We did a lot of projects and one, in particular, was for the Finnish defence force in 2004-2007. The objective was to develop a testbed for both teleoperation and autonomous driving. A Land Rover Defender was equipped with drive by wire actuators, high performance (and price) military grade six dimension IMU, cameras, LiDAR’s and radars. The system was tested in off road conditions and closed roads in the same years when Darpa organised it’s Grand Challenge series (2004, 2005) and urban challenge in 2007.
Picture: Autonomous Land Rover for the Finnish defence force
From University research group to startup
At the university, we started the Center of Excellence of Generic Intelligent Machines (CoE-GIM) by Finnish Academy 2008-2013. The research focused mainly on the autonomy of machinery producing with few interesting prototypes such as janitor robot WorkPartner, and intelligent worksite with semi-autonomous wheel loaders.
When the period of CoE-GIM ended in 2013 we had to make an exit plan. We founded the company GIM at the beginning of 2014. GIM continued the heritage of our academic work focusing on the automation of mobile machinery.

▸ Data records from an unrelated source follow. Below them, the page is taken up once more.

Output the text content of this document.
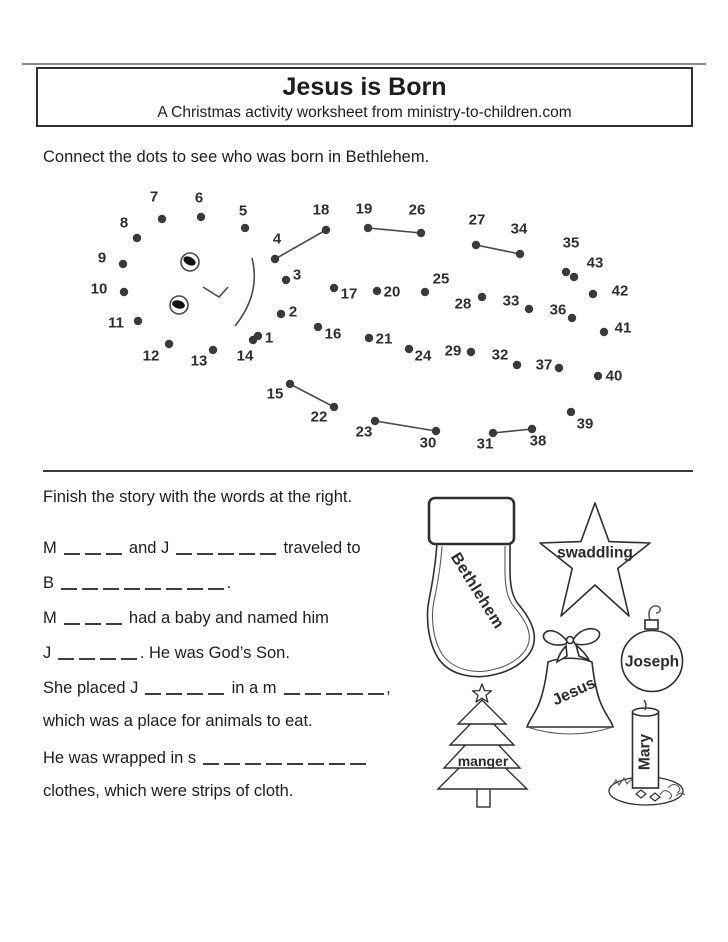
Jesus is Born
A Christmas activity worksheet from ministry-to-children.com
Connect the dots to see who was born in Bethlehem.
1
2
3
4
5
6
7
8
9
10
11
12 13 14
15
16
17
18 19
20
21
22
23
24
25
26
27
28
29
30	31
32
33
34
35
36
37
38
39
40
41
42
43
Finish the story with the words at the right.
M	and J	traveled to
B	.
M	had a baby and named him
J	. He was God’s Son.
She placed J	in a m	,
which was a place for animals to eat.
He was wrapped in s
clothes, which were strips of cloth.
Bethlehem	swaddling
Jesus
Joseph
manger	Mary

In 2016 we noticed that there was a French robot bus driving just a block from our office. My colleagues and I went for a test drive. It was raining slightly, not enough to open an umbrella, but the safety driver said that they can’t drive in the rain. We asked who is responsible for this robot bus pilot and contacted the guy to explain that robots can really drive during rain and snowfall too. This guy – Harri Santamala – was a little suspicious, but started to discuss with us and half a year later we founded Sensible 4 to develop autonomous driving software for last mile transportation in all weather conditions. Harri became the CEO. After 30 years of research, we were again developing autonomous vehicles.